Highlighting the relationship with the Steering Committee, he said all parties involved have grown into the respective roles and are communicating with a better and complete understanding of what is to be done to successfully rebuild and develop St. Maarten.

In closing, Connor issued a call to local professionals residing in the Netherlands to consider returning to St. Maarten to work and assist in the recovery process using their individual expertise, adding that this is direly needed.

He outlined the status of the four ongoing projects: Emergency repairs and disaster preparedness (US $55.2 million); Emergency Income Support and Training ($22.5 million); Debris Management, Landfill Fire Suppression and Shipwreck Salvaging ($25 million); and upgrades to the existing hospital, and co-financing new facilities ($25 million).
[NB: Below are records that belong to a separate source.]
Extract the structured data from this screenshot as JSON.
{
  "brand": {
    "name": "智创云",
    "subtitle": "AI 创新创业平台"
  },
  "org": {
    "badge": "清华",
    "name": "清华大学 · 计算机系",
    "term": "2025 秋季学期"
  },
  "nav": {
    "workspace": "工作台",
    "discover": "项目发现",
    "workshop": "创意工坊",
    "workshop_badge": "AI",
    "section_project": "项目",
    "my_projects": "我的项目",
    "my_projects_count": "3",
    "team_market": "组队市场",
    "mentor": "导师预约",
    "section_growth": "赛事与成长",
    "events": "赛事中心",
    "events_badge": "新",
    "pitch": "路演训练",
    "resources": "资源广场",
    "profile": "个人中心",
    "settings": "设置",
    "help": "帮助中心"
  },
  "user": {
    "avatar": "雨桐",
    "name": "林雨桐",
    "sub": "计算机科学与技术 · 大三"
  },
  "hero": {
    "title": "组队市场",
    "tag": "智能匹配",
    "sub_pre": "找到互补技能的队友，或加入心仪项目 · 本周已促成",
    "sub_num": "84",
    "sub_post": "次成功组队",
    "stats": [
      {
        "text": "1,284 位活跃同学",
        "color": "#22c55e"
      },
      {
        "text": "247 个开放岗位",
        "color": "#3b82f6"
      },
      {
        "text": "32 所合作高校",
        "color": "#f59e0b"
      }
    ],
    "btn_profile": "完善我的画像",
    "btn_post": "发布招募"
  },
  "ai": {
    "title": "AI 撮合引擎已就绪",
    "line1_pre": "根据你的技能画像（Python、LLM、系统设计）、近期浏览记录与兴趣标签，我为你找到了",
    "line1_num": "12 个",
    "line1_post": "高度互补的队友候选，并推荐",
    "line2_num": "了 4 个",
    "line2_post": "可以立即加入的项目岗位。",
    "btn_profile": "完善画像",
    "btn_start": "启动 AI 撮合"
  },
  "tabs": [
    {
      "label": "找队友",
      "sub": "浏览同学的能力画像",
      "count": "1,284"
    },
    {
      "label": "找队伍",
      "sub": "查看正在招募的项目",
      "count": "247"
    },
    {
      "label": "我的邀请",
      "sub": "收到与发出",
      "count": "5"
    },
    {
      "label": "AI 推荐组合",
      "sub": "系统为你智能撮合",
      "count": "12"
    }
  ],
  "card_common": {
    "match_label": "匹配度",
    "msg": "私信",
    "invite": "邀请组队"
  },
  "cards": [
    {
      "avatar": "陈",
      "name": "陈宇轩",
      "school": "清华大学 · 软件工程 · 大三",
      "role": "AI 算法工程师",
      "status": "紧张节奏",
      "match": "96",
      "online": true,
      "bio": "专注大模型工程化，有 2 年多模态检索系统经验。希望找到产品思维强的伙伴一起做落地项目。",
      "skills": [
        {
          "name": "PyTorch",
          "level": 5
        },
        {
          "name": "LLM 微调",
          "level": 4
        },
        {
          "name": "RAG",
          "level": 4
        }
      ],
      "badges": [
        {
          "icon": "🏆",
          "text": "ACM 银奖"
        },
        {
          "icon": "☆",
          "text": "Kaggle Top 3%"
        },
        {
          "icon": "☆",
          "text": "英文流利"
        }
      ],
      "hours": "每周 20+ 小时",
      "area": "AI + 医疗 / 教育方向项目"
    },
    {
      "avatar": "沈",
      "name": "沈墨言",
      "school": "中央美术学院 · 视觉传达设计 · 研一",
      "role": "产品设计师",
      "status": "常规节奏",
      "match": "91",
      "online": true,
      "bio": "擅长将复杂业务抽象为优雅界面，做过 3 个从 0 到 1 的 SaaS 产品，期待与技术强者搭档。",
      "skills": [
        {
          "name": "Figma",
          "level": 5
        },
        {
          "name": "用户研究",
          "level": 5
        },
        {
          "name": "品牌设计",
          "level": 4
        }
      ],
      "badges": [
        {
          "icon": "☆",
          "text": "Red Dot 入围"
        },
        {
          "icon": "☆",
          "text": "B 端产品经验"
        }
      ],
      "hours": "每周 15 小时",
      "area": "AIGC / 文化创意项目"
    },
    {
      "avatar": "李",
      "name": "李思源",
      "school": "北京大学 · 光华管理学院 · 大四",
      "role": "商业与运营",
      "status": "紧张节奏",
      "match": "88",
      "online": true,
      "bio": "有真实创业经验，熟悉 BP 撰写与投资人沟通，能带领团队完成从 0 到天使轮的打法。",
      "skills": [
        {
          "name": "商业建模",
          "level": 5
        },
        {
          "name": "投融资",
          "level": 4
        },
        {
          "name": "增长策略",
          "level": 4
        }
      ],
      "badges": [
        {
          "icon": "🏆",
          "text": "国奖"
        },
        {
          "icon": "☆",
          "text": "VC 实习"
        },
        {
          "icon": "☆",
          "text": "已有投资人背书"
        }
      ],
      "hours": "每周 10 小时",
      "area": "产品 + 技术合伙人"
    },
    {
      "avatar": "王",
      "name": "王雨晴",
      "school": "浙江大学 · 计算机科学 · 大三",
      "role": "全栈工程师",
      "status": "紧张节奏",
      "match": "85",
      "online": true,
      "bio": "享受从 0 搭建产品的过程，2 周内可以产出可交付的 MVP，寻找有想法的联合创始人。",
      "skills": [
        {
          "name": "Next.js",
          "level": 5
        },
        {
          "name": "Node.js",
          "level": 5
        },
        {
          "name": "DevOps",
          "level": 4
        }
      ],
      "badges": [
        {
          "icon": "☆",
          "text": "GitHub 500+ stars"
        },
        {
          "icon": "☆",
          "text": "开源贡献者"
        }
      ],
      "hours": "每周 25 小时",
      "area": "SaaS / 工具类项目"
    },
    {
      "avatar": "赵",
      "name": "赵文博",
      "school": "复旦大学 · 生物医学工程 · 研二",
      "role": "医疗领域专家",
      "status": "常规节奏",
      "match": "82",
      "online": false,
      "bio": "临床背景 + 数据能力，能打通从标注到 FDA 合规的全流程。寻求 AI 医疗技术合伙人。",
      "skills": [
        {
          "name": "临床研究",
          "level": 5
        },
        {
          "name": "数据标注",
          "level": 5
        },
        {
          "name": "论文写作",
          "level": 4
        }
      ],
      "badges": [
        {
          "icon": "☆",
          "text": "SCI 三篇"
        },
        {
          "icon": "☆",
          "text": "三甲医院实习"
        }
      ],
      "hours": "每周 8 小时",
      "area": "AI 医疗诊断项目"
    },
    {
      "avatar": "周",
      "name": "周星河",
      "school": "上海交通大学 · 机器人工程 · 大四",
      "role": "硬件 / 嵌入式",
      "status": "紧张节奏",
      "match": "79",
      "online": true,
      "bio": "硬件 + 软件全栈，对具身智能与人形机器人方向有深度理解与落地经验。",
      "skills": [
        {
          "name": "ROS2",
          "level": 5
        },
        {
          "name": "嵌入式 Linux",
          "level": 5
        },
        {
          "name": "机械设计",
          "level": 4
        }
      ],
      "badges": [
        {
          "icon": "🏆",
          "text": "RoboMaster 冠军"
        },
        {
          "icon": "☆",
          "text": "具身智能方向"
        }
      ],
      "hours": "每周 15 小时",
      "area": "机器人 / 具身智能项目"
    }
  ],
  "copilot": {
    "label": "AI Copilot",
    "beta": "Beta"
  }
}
Other projects that have been presented to the Steering Committee include the Small Business Recovery Project, Airport Terminal Reconstruction Project, Long-term Solid Waste, Connectivity – road construction and road safety, Digital Governance – information and communication technology (ICT) solutions for public services, Non-Governmental Organisation (NGO) collaborations and School Improvements.

At the closing of the presentation by NRPB, the Delft Technical University (TU) Student Coordinator and a student in the final stages of completing her Master’s degree in the field of Architecture gave a presentation of the work of some 35 students based on their study-oriented field trip to St. Maarten for the Extreme Architecture special curriculum.
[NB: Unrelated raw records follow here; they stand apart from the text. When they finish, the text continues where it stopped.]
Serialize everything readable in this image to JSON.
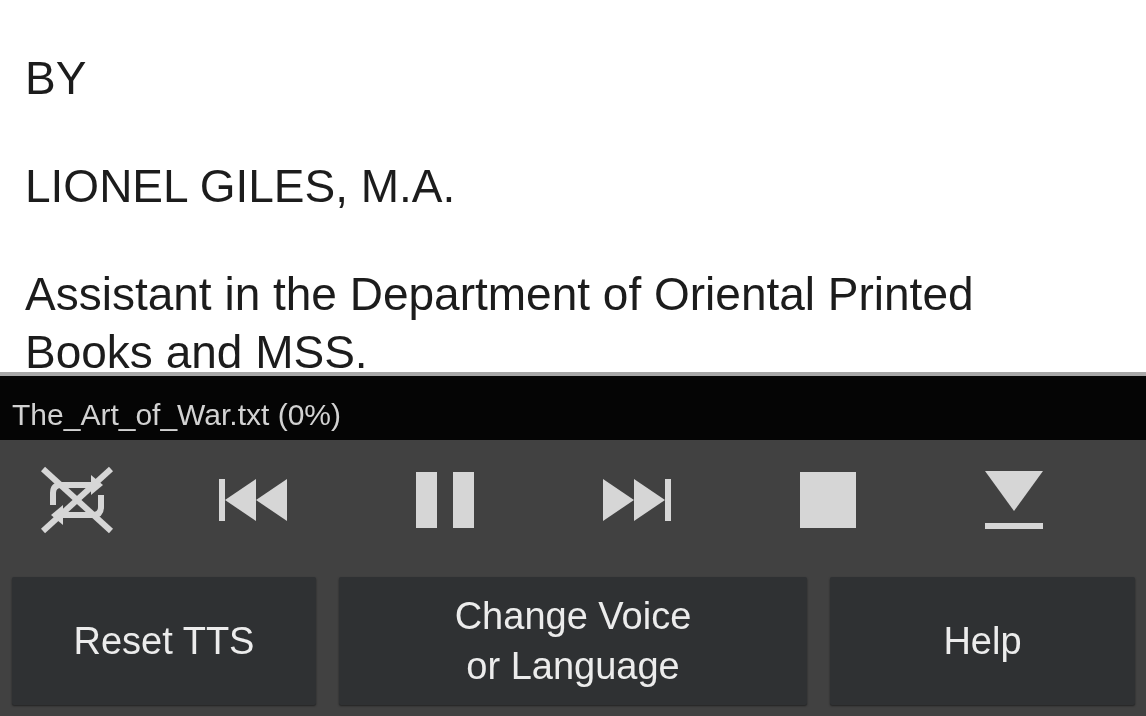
{
  "document": {
    "paragraphs": [
      "BY",
      "LIONEL GILES, M.A.",
      "Assistant in the Department of Oriental Printed Books and MSS."
    ]
  },
  "player": {
    "file_status": "The_Art_of_War.txt (0%)",
    "buttons": [
      "Reset TTS",
      "Change Voice or Language",
      "Help"
    ]
  }
}
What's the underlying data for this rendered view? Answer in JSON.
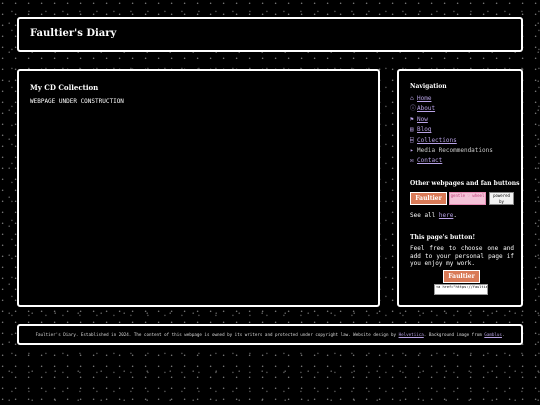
{
  "header": {
    "site_title": "Faultier's Diary"
  },
  "main": {
    "title": "My CD Collection",
    "body": "WEBPAGE UNDER CONSTRUCTION"
  },
  "sidebar": {
    "nav_heading": "Navigation",
    "nav_items": [
      {
        "icon": "⌂",
        "label": "Home"
      },
      {
        "icon": "ⓘ",
        "label": "About"
      },
      {
        "icon": "⚑",
        "label": "Now"
      },
      {
        "icon": "▤",
        "label": "Blog"
      },
      {
        "icon": "⌸",
        "label": "Collections"
      },
      {
        "icon": "▸",
        "label": "Media Recommendations"
      },
      {
        "icon": "✉",
        "label": "Contact"
      }
    ],
    "other_heading": "Other webpages and fan buttons",
    "buttons": [
      {
        "text": "Faultier"
      },
      {
        "text": "gentle ♡ wheel"
      },
      {
        "text": "powered by Prologue"
      }
    ],
    "see_all_prefix": "See all ",
    "see_all_link": "here",
    "see_all_suffix": ".",
    "page_button_heading": "This page's button!",
    "page_button_text": "Feel free to choose one and add to your personal page if you enjoy my work.",
    "page_button_label": "Faultier",
    "code_snippet": "<a href=\"https://faultier..."
  },
  "footer": {
    "text_before": "Faultier's Diary. Established in 2024. The content of this webpage is owned by its writers and protected under copyright law. Website design by ",
    "design_link": "Helvetiica",
    "text_middle": ". Background image from ",
    "bg_link": "Gamblus",
    "text_after": "."
  }
}
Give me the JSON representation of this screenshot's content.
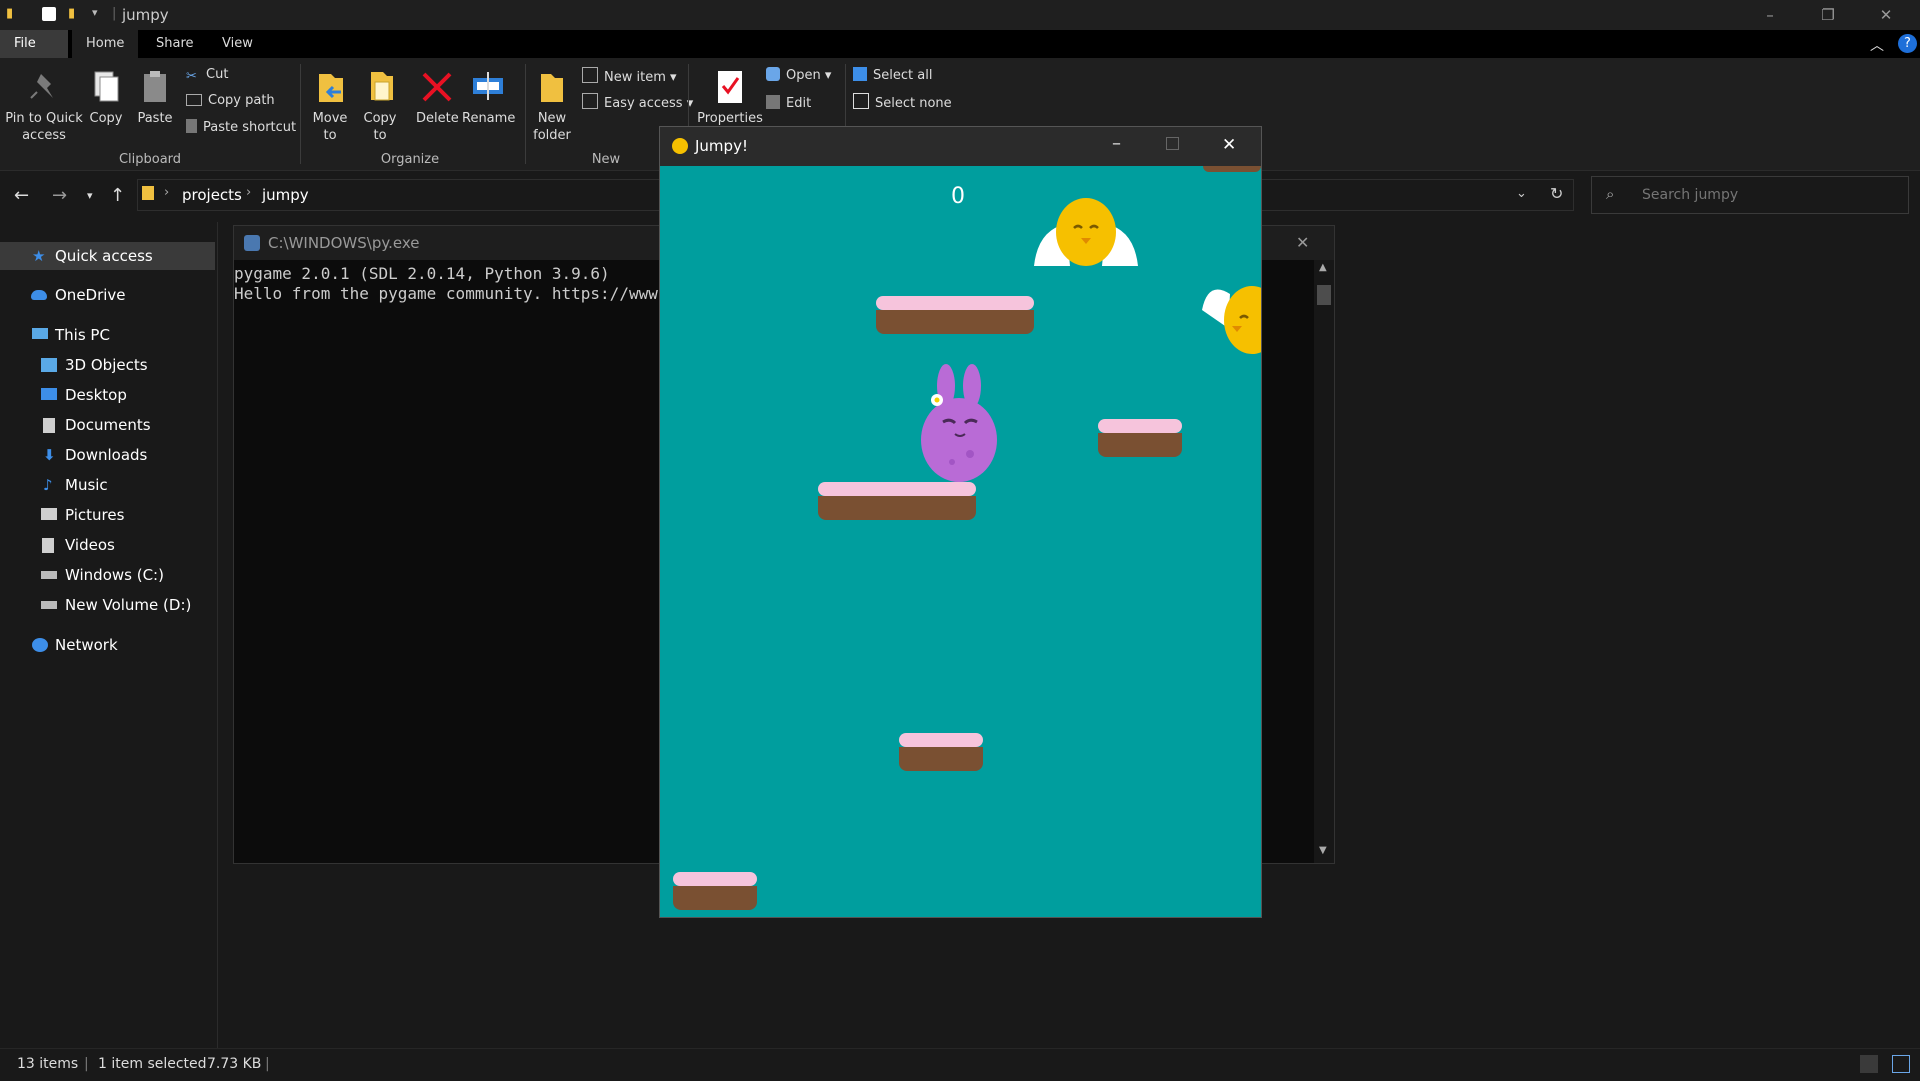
{
  "titlebar": {
    "title": "jumpy",
    "minimize": "–",
    "restore": "❐",
    "close": "✕"
  },
  "ribbon_tabs": [
    "File",
    "Home",
    "Share",
    "View"
  ],
  "ribbon": {
    "clipboard": {
      "pin_label": "Pin to Quick access",
      "copy_label": "Copy",
      "paste_label": "Paste",
      "cut_label": "Cut",
      "copy_path_label": "Copy path",
      "paste_shortcut_label": "Paste shortcut",
      "group_label": "Clipboard"
    },
    "organize": {
      "move_to_label": "Move to",
      "copy_to_label": "Copy to",
      "delete_label": "Delete",
      "rename_label": "Rename",
      "group_label": "Organize"
    },
    "new": {
      "new_folder_label": "New folder",
      "new_item_label": "New item",
      "easy_access_label": "Easy access",
      "group_label": "New"
    },
    "open": {
      "properties_label": "Properties",
      "open_label": "Open",
      "edit_label": "Edit"
    },
    "select": {
      "select_all_label": "Select all",
      "select_none_label": "Select none"
    }
  },
  "address": {
    "crumbs": [
      "projects",
      "jumpy"
    ],
    "search_placeholder": "Search jumpy"
  },
  "sidebar": {
    "items": [
      {
        "label": "Quick access",
        "icon": "star-icon",
        "color": "#3d8ee8"
      },
      {
        "label": "OneDrive",
        "icon": "cloud-icon",
        "color": "#3d8ee8"
      },
      {
        "label": "This PC",
        "icon": "computer-icon",
        "color": "#5aa9e6"
      },
      {
        "label": "3D Objects",
        "icon": "cube-icon",
        "color": "#5aa9e6"
      },
      {
        "label": "Desktop",
        "icon": "desktop-icon",
        "color": "#3d8ee8"
      },
      {
        "label": "Documents",
        "icon": "document-icon",
        "color": "#cfcfcf"
      },
      {
        "label": "Downloads",
        "icon": "download-icon",
        "color": "#3d8ee8"
      },
      {
        "label": "Music",
        "icon": "music-icon",
        "color": "#3d8ee8"
      },
      {
        "label": "Pictures",
        "icon": "picture-icon",
        "color": "#cfcfcf"
      },
      {
        "label": "Videos",
        "icon": "video-icon",
        "color": "#cfcfcf"
      },
      {
        "label": "Windows (C:)",
        "icon": "drive-icon",
        "color": "#bbbbbb"
      },
      {
        "label": "New Volume (D:)",
        "icon": "drive-icon",
        "color": "#bbbbbb"
      },
      {
        "label": "Network",
        "icon": "network-icon",
        "color": "#3d8ee8"
      }
    ]
  },
  "console": {
    "title": "C:\\WINDOWS\\py.exe",
    "lines": [
      "pygame 2.0.1 (SDL 2.0.14, Python 3.9.6)",
      "Hello from the pygame community. https://www.pyg"
    ]
  },
  "game": {
    "title": "Jumpy!",
    "score": "0",
    "colors": {
      "sky": "#009e9e",
      "frosting": "#f6c4dc",
      "dirt": "#7a5032",
      "bunny": "#b96bd6",
      "chick": "#f6c000"
    }
  },
  "status": {
    "items_count": "13 items",
    "selected": "1 item selected",
    "size": "7.73 KB"
  }
}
The purpose of their field trip was to create a scale model for the still-to-be-built multi-functional structure that will house Philipsburg Jubilee Library, the National Heritage Centre, St. Maarten Archaeological Centre Simarc and a shelter.

During a visit to Delft TU, the students informed Wuite and her staff that they had allowed themselves to be inspired by the surroundings. They all remained focused on the durability and soundness of the building’s structural enforcement enabling it to withstand a category-5 hurricane as well as earthquakes.
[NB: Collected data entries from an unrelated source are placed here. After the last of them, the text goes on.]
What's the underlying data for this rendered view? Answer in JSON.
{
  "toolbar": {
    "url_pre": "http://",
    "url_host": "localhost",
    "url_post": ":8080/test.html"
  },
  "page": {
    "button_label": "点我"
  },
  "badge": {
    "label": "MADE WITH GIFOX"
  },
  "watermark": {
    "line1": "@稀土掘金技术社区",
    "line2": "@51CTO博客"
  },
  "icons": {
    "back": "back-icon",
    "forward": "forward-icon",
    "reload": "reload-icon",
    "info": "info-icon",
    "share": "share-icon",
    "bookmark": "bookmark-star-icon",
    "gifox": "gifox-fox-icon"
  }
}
While on the island the students, in cooperation with UNICEF, carried out community service by brightening up the façade of a day-care centre and by repairing and painting the fencing.

Both the Delft TU coordinator and the student thanked all those who had made this study assignment in St. Maarten a success. The displays and scale models of the multi-functional building will remain on display at the Cabinet until after the summer recess.

It has already been determined that another group of 65 Master’s degree students from the Netherlands will be travelling to the island in April 2020 to do another project. NRPB said it applauds this effort and will assist in the creation of a possible new assignment.